Jack has an odd compulsion. Every five minutes he asks “Does John know that his car has been stolen?” As it turns out John’s car has been stolen, and John believes this on reasonably good authority. (He has testimony from the manager of the garage from where it was stolen. The manager is a somewhat shady character, but he’s telling the truth this time.) If contextualism about ‘knows’ is true, we should be able to find an environment where the following conditions are met.
# When Jack first asks, the right answer is “Yes”
# None of the facts about John, his car, his evidence about his car, defeaters etc change over the course of five minutes
# When Jack asks again, the right answer is “No”

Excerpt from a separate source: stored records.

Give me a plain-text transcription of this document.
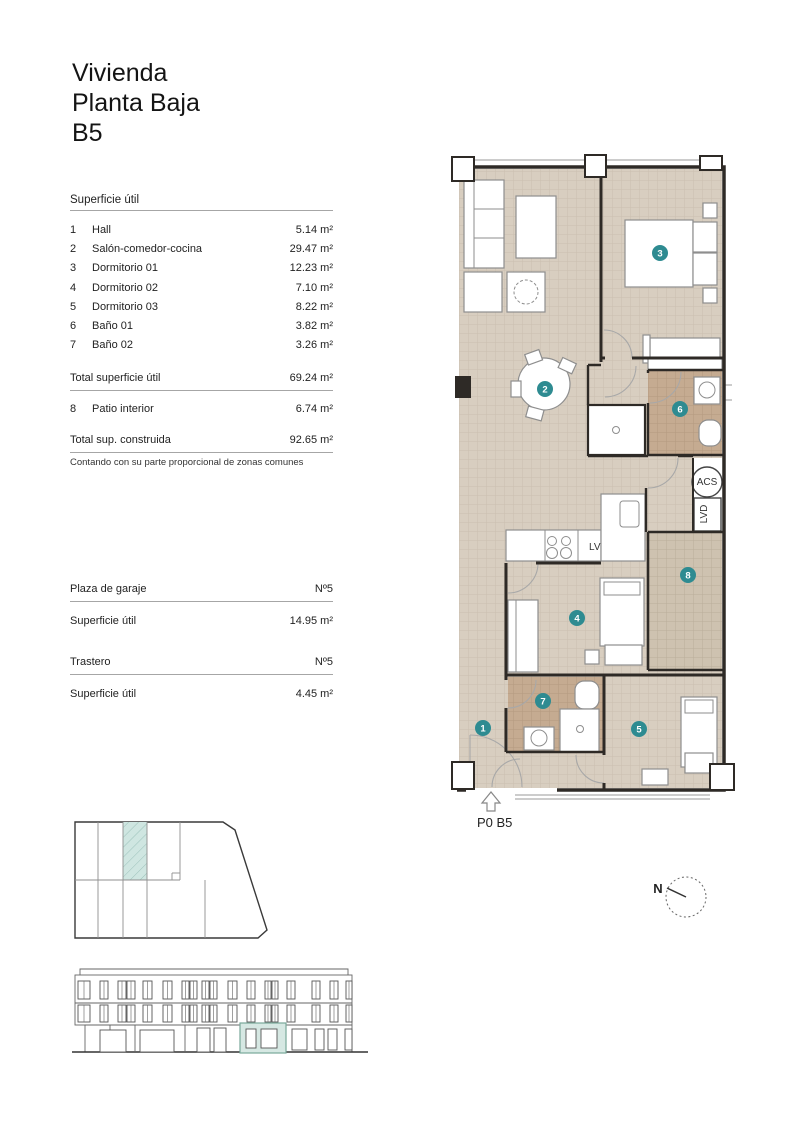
Vivienda
Planta Baja
B5
Superficie útil
1	Hall	5.14 m²
2	Salón-comedor-cocina	29.47 m²
3	Dormitorio 01	12.23 m²
4	Dormitorio 02	7.10 m²
5	Dormitorio 03	8.22 m²
6	Baño 01	3.82 m²
7	Baño 02	3.26 m²
Total superficie útil	69.24 m²
8	Patio interior	6.74 m²
Total sup. construida	92.65 m²
Contando con su parte proporcional de zonas comunes
Plaza de garaje	Nº5
Superficie útil	14.95 m²
Trastero	Nº5
Superficie útil	4.45 m²
1
2
3
4
5
6
7
8
LV
ACS
LVD
P0 B5
N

And as far as I can tell, no such change is possible. Let any sceptical scenarios you like pervade Jack’s mind. Let the importance of the proposition _John’s car was stolen_ rise as much as you like. Change whatever features of Jack’s context you like. As long as you leave my context (as the answerer) fixed, and John’s relation to his car fixed, I won’t change my answers. Contextualism incorrectly predicts otherwise.
The one thing that _might_ make me change my mind is if Jack changes the inflection of his question. I can imagine circumstances where I would answer “Yes” to “Does John know his car has been STOLEN?” and “No” to “Does John KNOW his car has been stolen?”, and that’s some (weak) evidence for thinking that stress changes the semantic value of ‘know’. But this is obviously of no help to the contextualist.

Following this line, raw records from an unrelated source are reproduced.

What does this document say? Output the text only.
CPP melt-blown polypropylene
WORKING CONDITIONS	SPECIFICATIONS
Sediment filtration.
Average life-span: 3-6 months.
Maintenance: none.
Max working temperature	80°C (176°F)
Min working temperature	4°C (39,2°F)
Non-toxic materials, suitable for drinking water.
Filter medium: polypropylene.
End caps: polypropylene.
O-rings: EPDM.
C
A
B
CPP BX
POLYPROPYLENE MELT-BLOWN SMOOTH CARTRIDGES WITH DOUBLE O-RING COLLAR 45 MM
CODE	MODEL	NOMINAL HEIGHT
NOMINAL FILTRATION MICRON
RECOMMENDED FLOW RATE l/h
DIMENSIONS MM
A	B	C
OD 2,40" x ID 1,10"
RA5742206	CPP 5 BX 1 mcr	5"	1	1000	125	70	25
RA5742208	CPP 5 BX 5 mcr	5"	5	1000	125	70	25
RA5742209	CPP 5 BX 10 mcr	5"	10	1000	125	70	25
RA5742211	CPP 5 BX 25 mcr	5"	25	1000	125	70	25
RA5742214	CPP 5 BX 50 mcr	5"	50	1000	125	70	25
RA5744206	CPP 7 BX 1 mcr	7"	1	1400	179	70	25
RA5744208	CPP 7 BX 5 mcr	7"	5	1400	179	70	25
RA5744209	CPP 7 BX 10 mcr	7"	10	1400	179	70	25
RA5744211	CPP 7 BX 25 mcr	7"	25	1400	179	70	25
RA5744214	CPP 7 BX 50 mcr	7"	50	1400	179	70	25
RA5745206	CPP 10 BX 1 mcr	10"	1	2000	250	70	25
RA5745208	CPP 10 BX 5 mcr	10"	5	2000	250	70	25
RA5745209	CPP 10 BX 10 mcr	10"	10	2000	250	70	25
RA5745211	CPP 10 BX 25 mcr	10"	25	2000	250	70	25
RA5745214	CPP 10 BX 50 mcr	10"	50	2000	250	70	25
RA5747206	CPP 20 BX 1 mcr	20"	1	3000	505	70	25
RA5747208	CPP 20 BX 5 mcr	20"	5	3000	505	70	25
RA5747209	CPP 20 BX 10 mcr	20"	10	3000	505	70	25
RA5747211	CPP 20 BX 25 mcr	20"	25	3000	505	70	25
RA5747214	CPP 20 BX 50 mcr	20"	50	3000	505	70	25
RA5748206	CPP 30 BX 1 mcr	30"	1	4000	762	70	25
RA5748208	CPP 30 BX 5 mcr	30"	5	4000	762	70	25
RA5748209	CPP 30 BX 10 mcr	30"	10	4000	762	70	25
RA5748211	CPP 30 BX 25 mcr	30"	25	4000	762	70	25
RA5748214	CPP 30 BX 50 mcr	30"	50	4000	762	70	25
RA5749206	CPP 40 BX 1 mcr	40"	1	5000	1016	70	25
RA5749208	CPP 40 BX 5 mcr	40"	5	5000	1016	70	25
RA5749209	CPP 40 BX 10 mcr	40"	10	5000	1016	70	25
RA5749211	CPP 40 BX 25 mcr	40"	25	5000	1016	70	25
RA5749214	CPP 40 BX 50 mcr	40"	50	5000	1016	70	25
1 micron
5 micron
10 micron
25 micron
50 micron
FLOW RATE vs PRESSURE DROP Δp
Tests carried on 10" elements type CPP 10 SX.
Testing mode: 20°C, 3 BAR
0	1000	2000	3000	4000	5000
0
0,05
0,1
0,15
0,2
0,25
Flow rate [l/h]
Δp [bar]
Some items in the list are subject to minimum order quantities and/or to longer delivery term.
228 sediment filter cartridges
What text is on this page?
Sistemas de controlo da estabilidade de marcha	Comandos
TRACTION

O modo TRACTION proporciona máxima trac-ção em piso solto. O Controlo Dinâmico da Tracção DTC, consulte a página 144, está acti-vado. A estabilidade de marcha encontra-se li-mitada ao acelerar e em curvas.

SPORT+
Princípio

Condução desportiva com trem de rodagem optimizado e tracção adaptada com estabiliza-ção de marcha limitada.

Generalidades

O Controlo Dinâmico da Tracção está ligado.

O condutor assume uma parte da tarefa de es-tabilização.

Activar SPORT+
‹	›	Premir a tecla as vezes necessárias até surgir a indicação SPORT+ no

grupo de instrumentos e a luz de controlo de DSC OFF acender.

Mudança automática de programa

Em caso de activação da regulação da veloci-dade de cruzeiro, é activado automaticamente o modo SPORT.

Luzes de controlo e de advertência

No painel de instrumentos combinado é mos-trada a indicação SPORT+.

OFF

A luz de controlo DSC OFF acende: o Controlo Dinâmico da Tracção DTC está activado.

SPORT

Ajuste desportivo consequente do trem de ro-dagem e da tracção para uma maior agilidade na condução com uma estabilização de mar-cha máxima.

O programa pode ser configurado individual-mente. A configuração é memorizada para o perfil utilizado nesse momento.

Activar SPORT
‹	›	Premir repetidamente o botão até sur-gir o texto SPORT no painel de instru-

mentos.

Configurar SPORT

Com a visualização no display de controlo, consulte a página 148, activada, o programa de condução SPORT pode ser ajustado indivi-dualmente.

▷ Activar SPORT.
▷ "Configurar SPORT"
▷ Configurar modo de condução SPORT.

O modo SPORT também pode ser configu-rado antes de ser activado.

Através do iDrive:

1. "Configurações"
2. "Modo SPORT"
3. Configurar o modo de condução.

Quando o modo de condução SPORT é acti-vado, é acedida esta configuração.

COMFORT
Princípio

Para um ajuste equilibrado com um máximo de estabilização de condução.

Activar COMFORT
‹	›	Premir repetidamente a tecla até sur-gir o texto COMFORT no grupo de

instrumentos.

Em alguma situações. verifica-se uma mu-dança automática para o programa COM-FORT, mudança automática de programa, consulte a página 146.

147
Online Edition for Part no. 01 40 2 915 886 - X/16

What about the second test? On the assumption that contexts can vary between speakers, there should be a context in which I can answer Jack’s question “Does John know that his car has been stolen?” with “No, John knows his car has been stolen.” Clearly this is impossible. Keith DeRose, addressing a somewhat different point, has a response to this. (See “these”:http://pantheon.yale.edu/%7Ekd47/SSS.pdf “two”:http://pantheon.yale.edu/%7Ekd47/Bamboozled.pdf papers.) When I talk with Jack, I enter his context vis a vis ‘knows’. I don’t enter his context vis a vis ‘here’, but ‘knows’ is somehow different. And that explains why we can’t answer with “No, he knows that his car has been stolen.”
We can change the example a little to push the problem around a bit. Imagine I’m not answering Jack’s question, but eavesdropping on his conversation with high tech listening devices that carry his words from a conversation in New Jersey all the way back to my secret lair in Ithaca. So I’m not in any sense in Jack’s context. I have the habit of answering questions Jack asks. (I don’t really have a high-tech lair, but if I did have I would have this habit. I already do this when TV commentators ask questions.) But there’s no imaginable context where Jack could ask “Does John know that his car has been stolen?” and I could answer “No, John knows that his car has been stolen.”
If I’ve understood the appendix to DeRose’s “Bamboozled”:http://pantheon.yale.edu/%7Ekd47/Bamboozled.pdf correctly, his explanation of this is that Jack’s context half-seeps into mine, so if I answered “No, John knows that his car has been stolen.” I would say something neither true nor false. To say something true, I’d have to say something true in both Jack’s context, and mine.
Intuitions get murkier here, but this seems wrong twice over to me. First, the speech I made (‘No, John knows that his car has been stolen.”) seems contradictory, not neither true nor false. Second, it seems that if I’m in a low stakes context, and I answer “Yes” I say something true, though on DeRose’s account I would say something neither true nor false if Jack happens to be in a high-stakes context.